Es con afecto y gratitud que le dedico a Andrés Salcedo estos párrafos: al día de hoy, no he escuchado todavía a un locutor que lo supere en encanto e inventiva. Puesto que la locución es uno de los más importantes ingredientes de la vivencia deportiva, aprovecho la ocasión para celebrar a este comentarista culto, refinado, creativo, respetuoso, un orfebre de la palabra (autor de varios libros, el más notable, según yo, El día que el fútbol murió).
Cito esta reflexión de su autoría: “El público no necesita que le interpreten todo lo que ve. Los comentaristas no entienden que el silencio puede ser bello. A la velocidad a que transmiten solo dicen frases de cajón. Ahí no caben el comentario bonito, la metáfora, el guiño literario”. Sí, un poeta del fútbol, el colombiano Andrés Salcedo.
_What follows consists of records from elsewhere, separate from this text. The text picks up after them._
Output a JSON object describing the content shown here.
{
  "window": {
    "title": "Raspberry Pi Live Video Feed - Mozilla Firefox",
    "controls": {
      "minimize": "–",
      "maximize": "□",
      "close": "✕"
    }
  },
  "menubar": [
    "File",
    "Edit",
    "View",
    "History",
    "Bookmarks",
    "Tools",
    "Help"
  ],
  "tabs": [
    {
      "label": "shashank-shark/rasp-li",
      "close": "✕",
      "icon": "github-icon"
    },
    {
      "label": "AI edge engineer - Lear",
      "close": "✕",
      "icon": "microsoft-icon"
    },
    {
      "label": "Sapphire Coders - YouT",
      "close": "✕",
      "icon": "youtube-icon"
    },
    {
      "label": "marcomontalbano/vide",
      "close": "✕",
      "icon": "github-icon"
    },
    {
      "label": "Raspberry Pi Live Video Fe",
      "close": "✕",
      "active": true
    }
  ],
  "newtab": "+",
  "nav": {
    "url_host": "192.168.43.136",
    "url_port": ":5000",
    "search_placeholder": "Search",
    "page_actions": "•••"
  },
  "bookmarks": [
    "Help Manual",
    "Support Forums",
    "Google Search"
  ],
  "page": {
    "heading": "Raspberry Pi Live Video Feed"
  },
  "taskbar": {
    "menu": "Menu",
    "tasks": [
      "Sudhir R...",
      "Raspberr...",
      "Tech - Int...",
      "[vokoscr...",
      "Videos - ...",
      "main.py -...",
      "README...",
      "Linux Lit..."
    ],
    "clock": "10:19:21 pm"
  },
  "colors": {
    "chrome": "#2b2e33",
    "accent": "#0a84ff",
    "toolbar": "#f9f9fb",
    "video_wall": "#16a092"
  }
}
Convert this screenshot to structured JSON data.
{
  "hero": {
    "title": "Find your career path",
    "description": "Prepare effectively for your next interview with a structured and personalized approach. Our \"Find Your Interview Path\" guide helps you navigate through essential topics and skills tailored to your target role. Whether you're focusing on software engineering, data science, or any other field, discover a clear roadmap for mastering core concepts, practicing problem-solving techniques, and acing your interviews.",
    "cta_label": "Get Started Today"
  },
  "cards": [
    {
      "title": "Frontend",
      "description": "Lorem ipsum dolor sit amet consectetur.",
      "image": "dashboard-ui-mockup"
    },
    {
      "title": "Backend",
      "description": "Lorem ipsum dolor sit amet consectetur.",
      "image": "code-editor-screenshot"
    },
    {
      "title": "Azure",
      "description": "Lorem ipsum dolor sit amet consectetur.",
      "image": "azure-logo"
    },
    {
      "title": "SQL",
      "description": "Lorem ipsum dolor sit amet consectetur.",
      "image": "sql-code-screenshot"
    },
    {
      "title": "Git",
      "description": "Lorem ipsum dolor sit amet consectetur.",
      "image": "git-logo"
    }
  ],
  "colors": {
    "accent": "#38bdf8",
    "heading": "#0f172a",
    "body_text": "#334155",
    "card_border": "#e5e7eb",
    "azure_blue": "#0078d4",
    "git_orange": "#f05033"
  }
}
En varias oportunidades lo trajeron a Costa Rica para que comentase la Vuelta Ciclística de diciembre, e incluso transmitió un clásico Saprissa – Alajuela. Lo hizo con inmensa dignidad y simpatía. Andrés no juzgaba, no reprendía, no descalificaba, no humillaba a los deportistas, cualquiera que fuese su grado de incompetencia. Jamás lo oí expresarse de manera menos que respetuosa ante las pifias incontables que tuvo que narrar.
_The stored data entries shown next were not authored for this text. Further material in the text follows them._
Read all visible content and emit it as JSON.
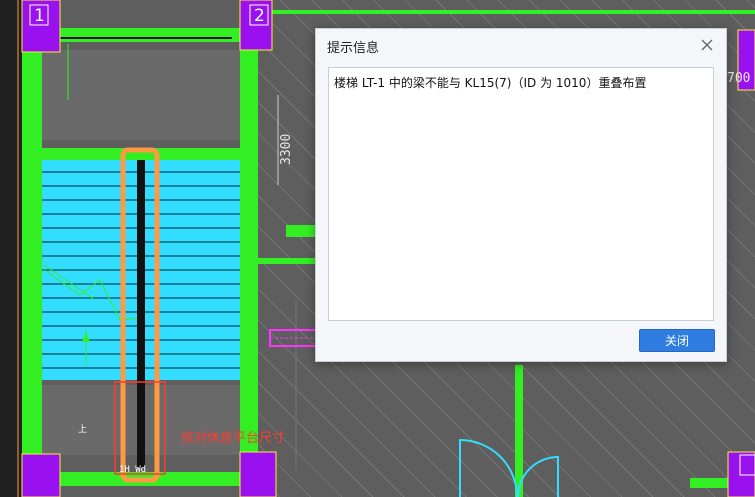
{
  "drawing": {
    "axis_labels": [
      "1",
      "2"
    ],
    "dimension_left": "3300",
    "dimension_right_partial": "700",
    "annotation_note": "核对休息平台尺寸",
    "stair_label": "1H Wd",
    "arrow_label": "上",
    "colors": {
      "background": "#5e5e5e",
      "beam_green": "#33ee22",
      "stair_cyan": "#33ddff",
      "column_purple": "#9911ee",
      "highlight_orange": "#ff9944",
      "note_red": "#ff3b30",
      "magenta": "#ff33ff"
    }
  },
  "dialog": {
    "title": "提示信息",
    "message": "楼梯 LT-1 中的梁不能与 KL15(7)（ID 为 1010）重叠布置",
    "close_button": "关闭",
    "close_icon": "close-icon",
    "accent": "#2f7de1"
  }
}
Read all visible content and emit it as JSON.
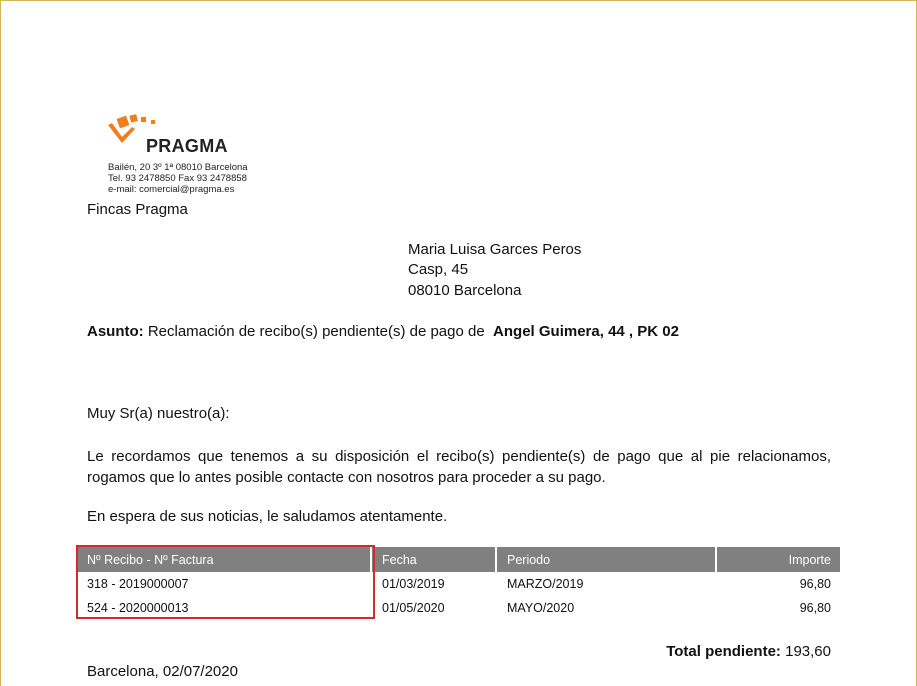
{
  "colors": {
    "highlight": "#d42a2a",
    "table_header_bg": "#808080",
    "logo_orange": "#f07d1e",
    "page_border": "#d4b65a"
  },
  "company": {
    "logo_name": "PRAGMA",
    "address": "Bailén, 20 3º 1ª 08010 Barcelona",
    "phone": "Tel. 93 2478850 Fax 93 2478858",
    "email": "e-mail: comercial@pragma.es",
    "sender": "Fincas Pragma"
  },
  "recipient": {
    "name": "Maria Luisa Garces Peros",
    "street": "Casp, 45",
    "city": "08010 Barcelona"
  },
  "subject": {
    "label": "Asunto:",
    "text": "Reclamación de recibo(s) pendiente(s) de pago de",
    "property": "Angel Guimera, 44 , PK 02"
  },
  "body": {
    "greeting": "Muy Sr(a) nuestro(a):",
    "paragraph": "Le recordamos que tenemos a su disposición el recibo(s) pendiente(s) de pago que al pie relacionamos, rogamos que lo antes posible contacte con nosotros para proceder a su pago.",
    "closing": "En espera de sus noticias, le saludamos atentamente."
  },
  "table": {
    "headers": [
      "Nº Recibo - Nº Factura",
      "Fecha",
      "Periodo",
      "Importe"
    ],
    "rows": [
      [
        "318 - 2019000007",
        "01/03/2019",
        "MARZO/2019",
        "96,80"
      ],
      [
        "524 - 2020000013",
        "01/05/2020",
        "MAYO/2020",
        "96,80"
      ]
    ]
  },
  "total": {
    "label": "Total pendiente:",
    "value": "193,60"
  },
  "footer": {
    "place_date": "Barcelona, 02/07/2020"
  }
}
En alguna ocasión, insuflándole con su voz melódica, eufónica, algo de vida a un por lo demás anoréxico y casi cadaveroso partido entre el Hamburgo y el Eintracht Frankfurt, el káiser Franz Beckenbauer –quien a la sazón jugaba el último año de su carrera con el primer equipo–, cometió un error al despejar un balón que ya se colaba bajo el marco que él, en calidad de sweeper, defendía. Incapaz de un vulgar reventón –de la misma manera en que Mozart habría sido incapaz de una melodía cajonera–, Beckenbauer despejó el balón pulcramente, tratando de habilitar a alguno de sus compañeros, potencialmente para enhebrar un contragolpe. Pero le pegó al balón con excesiva aristocracia, con un porte exquisito, con un toque sutil de maestro… la jugada ameritaba una acción de emergencia, no una cátedra de buen gusto. Fue, indudablemente, un error, una pifia aparatosa de Beckenbauer. Salcedo pudo haberlo crucificado. ¿Pero él, atreverse a enturbiar el nombre del más grande jugador alemán de todos los tiempos? ¡Jamás, jamás, jamás! Entonces se limitó a decir, serena y naturalmente: “Bueno, tal parece que en esta ocasión el Emperador Beckenbauer ha quizás exagerado un poquito la elegancia y el garbo de su estilo. ¡Pero viniendo de él, incluso los pases desacertados deben ser tomados con gratitud y reverencia: son cosas que alguna vez contaremos a nuestros incrédulos nietos!” ¿No es este el gesto de un príncipe, de un hombre perfectamente consciente de la jerarquía del jugador cuya acción comentaba, y en última instancia, de un hombre bueno, noble, respetuoso, benevolente (de bene volens: querer el bien)? ¿No trató bien al gran Beckenbauer, en el ocaso de su carrera, cuando no era ya infalible, pero siempre inspiraba valor a su equipo y era el alma de cualquier colectivo? ¡Habría sido tan fácil y mezquino crucificarlo por aquel error! La estatura moral de un ser humano se mide en función de los yerros que es capaz de pasar por alto, de perdonar, de soslayar en sus semejantes, sobre todo cuando se trata de un genio de magnitud histórica.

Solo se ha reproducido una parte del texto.